Las arañas que construyen telas tienen mucha paciencia. Luego de pasar horas tejiendo seda producto de glándulas abdominales, deben esperar quietas hasta que un insecto pase por el lugar, choque con la tela y se pegue a los hilos. Las vibraciones son sentidas por la araña, que inmediatamente se dirige al lugar del impacto para inmovilizar al insecto antes de que logre escapar o dañe la tela. Algunas arañas paralizan la presa envolviéndola inmediatamente con seda, mientras que otras, como N. clavipes, la paralizan inyectándole veneno antes de envolverla. Se dice que el color llamativo de esta araña es una advertencia para sus depredadores, de que una peligrosa mordida les espera si la atacan.
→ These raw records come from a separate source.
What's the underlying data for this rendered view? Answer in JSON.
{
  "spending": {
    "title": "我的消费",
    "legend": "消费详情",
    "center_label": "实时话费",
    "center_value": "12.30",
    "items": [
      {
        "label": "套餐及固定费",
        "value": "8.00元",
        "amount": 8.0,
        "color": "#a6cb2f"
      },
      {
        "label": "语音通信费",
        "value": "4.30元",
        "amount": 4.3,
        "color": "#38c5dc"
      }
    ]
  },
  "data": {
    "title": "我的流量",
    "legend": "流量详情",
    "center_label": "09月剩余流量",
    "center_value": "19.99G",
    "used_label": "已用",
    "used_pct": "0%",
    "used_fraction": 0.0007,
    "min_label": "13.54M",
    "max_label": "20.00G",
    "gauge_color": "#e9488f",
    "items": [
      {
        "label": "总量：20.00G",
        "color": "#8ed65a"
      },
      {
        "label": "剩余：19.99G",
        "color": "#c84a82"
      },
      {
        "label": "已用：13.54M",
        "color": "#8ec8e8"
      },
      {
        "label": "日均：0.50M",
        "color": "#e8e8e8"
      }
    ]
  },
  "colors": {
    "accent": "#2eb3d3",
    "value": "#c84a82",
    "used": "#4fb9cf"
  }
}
Conocida como Golden Silk Orbweaver por el color amarillo-dorado de su seda, N. clavipes tiene una distribución muy amplia en el Nuevo Mundo. En Puerto Rico abunda en áreas boscosas y pastizales. Las hembras miden hasta 3 pulgadas y son unas seis veces más grandes que los machos, que a menudo viven en la periferia de la tela, alimentándose de insectos pequeños que la hembra no consume, esperando por una oportunidad para enamorarla. Esta araña ha sido criada para producir tela pero el proceso no ha sido rentable. También se ha experimentado con la seda para construir plataformas donde cultivar células humanas que puedan usarse para reparar tejidos dañados.

Visitaba el Zoológico de Mayagüez con los estudiantes del curso de fotografía científica cuando uno de ellos me llamó emocionado por el hallazgo de este ejemplar. Tuve que experimentar con la apertura del lente para aislar algunos objetos que distraían en el fondo y a la vez obtener la profundidad de campo necesaria para que toda la araña quedara enfocada. Nikon D90, 105 mm macro, ISO 400, 1/200 s, f/9, luces de estudio, flash anular.